The Kruger Bird and Wildlife Challenge was held in South Africa this past February. Organized by BirdLife South Africa, Middlepunt Wetland Trust and Rockjumper Birding Tours, the event was started by BirdLife International to support conservation efforts for the critically endangered white-winged flufftail (Sarothrura ayresi). This very rare African bird is found in just a few regions of Ethiopia and South Africa. Living in especially thick vegetation, it is hard to spot the bird using traditional methods. Thus there are only a few photographs of this bird species, most of which show captured specimens. Financial support is urgently needed, primarily to preserve the small bird’s remaining habitat and support local endeavors undertaken by the different organizations.

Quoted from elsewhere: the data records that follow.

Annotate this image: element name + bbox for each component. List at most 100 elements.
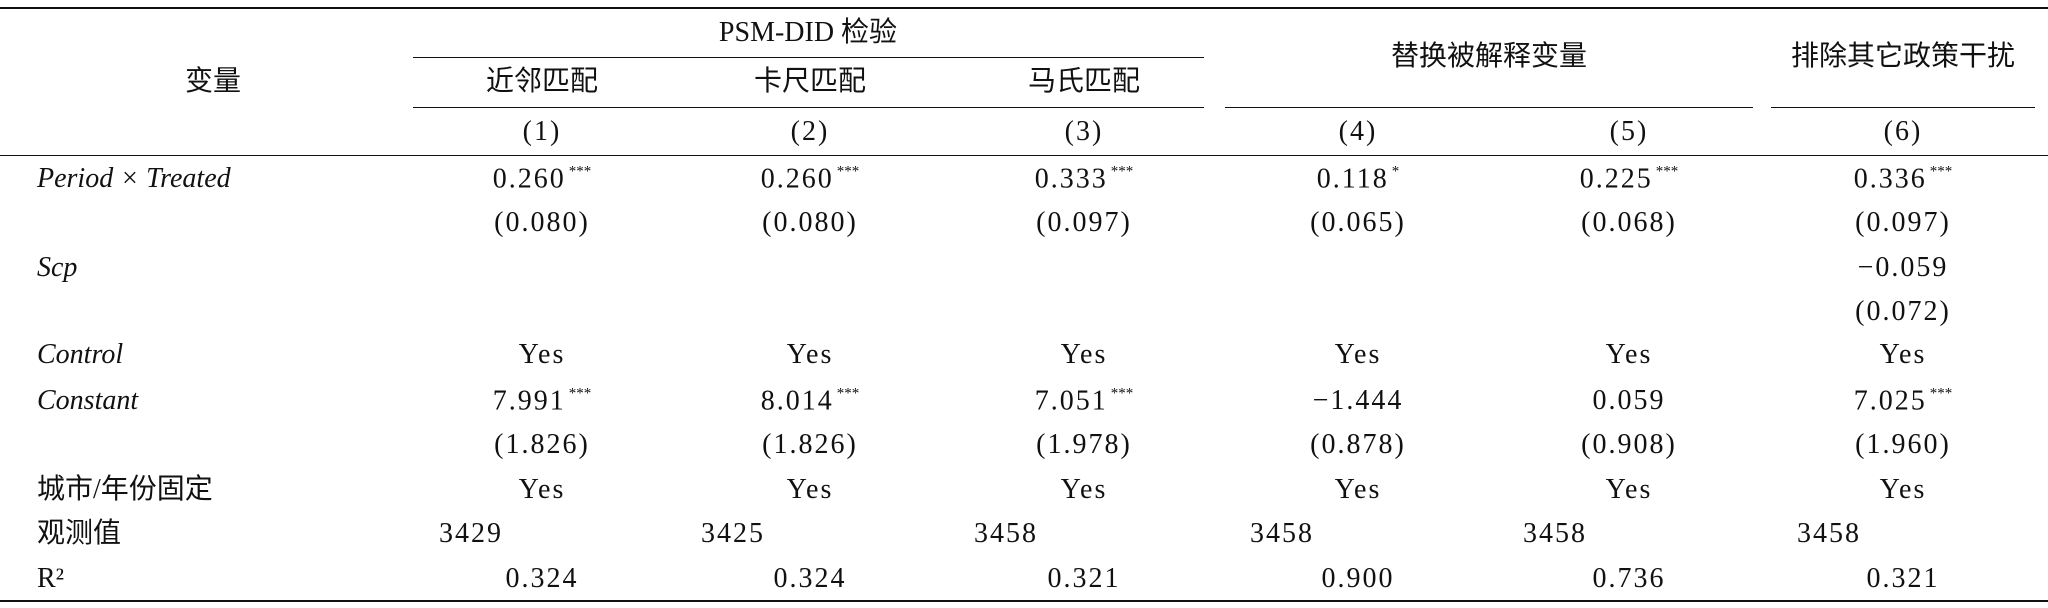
cell-value: 0.260 xyxy=(760,163,834,195)
table-cell: 0.736 xyxy=(1593,565,1666,593)
significance-stars: *** xyxy=(836,163,860,180)
cell-value: (0.080) xyxy=(494,207,590,238)
table-cell: 0.059 xyxy=(1593,387,1666,415)
bottom-rule xyxy=(0,600,2048,602)
cell-value: Yes xyxy=(518,474,566,505)
row-label: 城市/年份固定 xyxy=(37,474,213,505)
table-cell: Yes xyxy=(1061,341,1108,369)
cell-value: 7.025 xyxy=(1853,385,1927,417)
cell-value: 0.324 xyxy=(773,563,847,594)
table-cell: Yes xyxy=(1061,476,1108,504)
cell-value: −1.444 xyxy=(1312,385,1404,416)
cell-value: 0.321 xyxy=(1047,563,1121,594)
table-cell: 3429 xyxy=(439,520,503,548)
significance-stars: * xyxy=(1391,163,1400,180)
table-cell: (1.826) xyxy=(494,431,590,459)
cell-value: Yes xyxy=(1334,339,1382,370)
table-cell: 7.991 *** xyxy=(492,385,592,417)
table-cell: 0.321 xyxy=(1048,565,1121,593)
row-label: 观测值 xyxy=(37,518,122,549)
table-cell: −1.444 xyxy=(1313,387,1404,415)
group-rule xyxy=(413,57,1204,58)
cell-value: Yes xyxy=(1879,339,1927,370)
table-cell: (0.097) xyxy=(1036,209,1132,237)
table-cell: Yes xyxy=(519,476,566,504)
column-number: (1) xyxy=(522,116,562,147)
table-cell: (1.960) xyxy=(1855,431,1951,459)
table-cell: 3458 xyxy=(1797,520,1861,548)
header-rule xyxy=(0,155,2048,156)
table-cell: 0.118 * xyxy=(1316,163,1400,195)
cell-value: (1.826) xyxy=(762,429,858,460)
significance-stars: *** xyxy=(1929,163,1953,180)
table-cell: 0.324 xyxy=(506,565,579,593)
cell-value: Yes xyxy=(1879,474,1927,505)
group-rule xyxy=(1225,107,1753,108)
column-number: (6) xyxy=(1883,116,1923,147)
table-cell: (0.080) xyxy=(762,209,858,237)
column-number: (2) xyxy=(790,116,830,147)
table-cell: 3425 xyxy=(701,520,765,548)
table-cell: 0.336 *** xyxy=(1853,163,1953,195)
cell-value: (1.978) xyxy=(1036,429,1132,460)
table-cell: 0.260 *** xyxy=(492,163,592,195)
subheader-cell: 卡尺匹配 xyxy=(753,66,867,97)
cell-value: 7.991 xyxy=(492,385,566,417)
column-number: (3) xyxy=(1064,116,1104,147)
cell-value: 0.059 xyxy=(1592,385,1666,416)
cell-value: 0.260 xyxy=(492,163,566,195)
cell-value: (0.072) xyxy=(1855,296,1951,327)
cell-value: 0.336 xyxy=(1853,163,1927,195)
cell-value: −0.059 xyxy=(1857,252,1949,283)
cell-value: (0.097) xyxy=(1855,207,1951,238)
cell-value: 3458 xyxy=(974,518,1038,549)
header-cell: 排除其它政策干扰 xyxy=(1790,41,2016,72)
row-label: Control xyxy=(37,339,124,370)
table-cell: 0.900 xyxy=(1322,565,1395,593)
cell-value: (0.908) xyxy=(1581,429,1677,460)
cell-value: Yes xyxy=(1334,474,1382,505)
cell-value: 8.014 xyxy=(760,385,834,417)
cell-value: Yes xyxy=(518,339,566,370)
cell-value: Yes xyxy=(1605,339,1653,370)
table-cell: 3458 xyxy=(1523,520,1587,548)
table-cell: (1.826) xyxy=(762,431,858,459)
table-cell: (0.097) xyxy=(1855,209,1951,237)
cell-value: 3425 xyxy=(701,518,765,549)
cell-value: (0.097) xyxy=(1036,207,1132,238)
table-cell: (0.065) xyxy=(1310,209,1406,237)
row-label: R² xyxy=(37,563,65,594)
cell-value: (0.080) xyxy=(762,207,858,238)
table-cell: Yes xyxy=(787,341,834,369)
table-cell: 0.225 *** xyxy=(1579,163,1679,195)
column-number: (4) xyxy=(1338,116,1378,147)
cell-value: 0.736 xyxy=(1592,563,1666,594)
row-label: Scp xyxy=(37,252,78,283)
table-cell: 8.014 *** xyxy=(760,385,860,417)
table-cell: 3458 xyxy=(1250,520,1314,548)
significance-stars: *** xyxy=(568,163,592,180)
cell-value: 0.118 xyxy=(1316,163,1389,195)
cell-value: 0.321 xyxy=(1866,563,1940,594)
cell-value: (0.068) xyxy=(1581,207,1677,238)
cell-value: 0.225 xyxy=(1579,163,1653,195)
table-cell: Yes xyxy=(1880,476,1927,504)
table-cell: 0.333 *** xyxy=(1035,163,1134,194)
cell-value: 7.051 xyxy=(1034,385,1108,417)
column-number: (5) xyxy=(1609,116,1649,147)
table-cell: 7.051 *** xyxy=(1034,385,1134,417)
header-cell: PSM-DID 检验 xyxy=(718,17,898,48)
cell-value: 0.900 xyxy=(1321,563,1395,594)
cell-value: 0.324 xyxy=(505,563,579,594)
cell-value: 3458 xyxy=(1250,518,1314,549)
table-cell: 0.324 xyxy=(774,565,847,593)
cell-value: (1.960) xyxy=(1855,429,1951,460)
table-cell: −0.059 xyxy=(1858,254,1949,282)
row-label: Constant xyxy=(37,385,139,416)
cell-value: 3458 xyxy=(1523,518,1587,549)
significance-stars: *** xyxy=(1110,163,1134,180)
subheader-cell: 近邻匹配 xyxy=(485,66,599,97)
table-cell: Yes xyxy=(1880,341,1927,369)
table-cell: (0.908) xyxy=(1581,431,1677,459)
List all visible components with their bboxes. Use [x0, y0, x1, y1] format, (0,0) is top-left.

Eight teams, each comprising nine bird watchers and conservationists, headed to the event at Kruger National Park. While no white-winged flufftails reside there, the location is ideal for hosting an event of this size. Kruger National Part is one of the few remaining nature reserves on the planet where sufficient land is still available to establish a stable equilibrium between the different species. This has long since ceased to be the case in nearly all nature reserves found in central Europe due to their limited size and the use of chemicals for intensive farming in the surrounding areas. More than 500 bird and over 150 mammal species have been spotted in Kruger National Park, and the teams had to record as many of these as possible.
Over a period of nine days, the participants made their way through the entire park and spent the night at different camps. Unlike many other competitive birding events, including Champions of the Flyway held in Israel, the challenge was not just to spot the largest number of different species. Instead, each species was scored on a scale of one to three, with more points going to less common or difficult-to-find birds.
Thus the world’s biggest heron, the Goliath heron, and the large martial eagle only earned teams one point because these birds are impossible to miss, while spotting a dusky lark earned three points. The peregrine falcon, which is likewise a rare find in Kruger National Park, could also earn a team three points.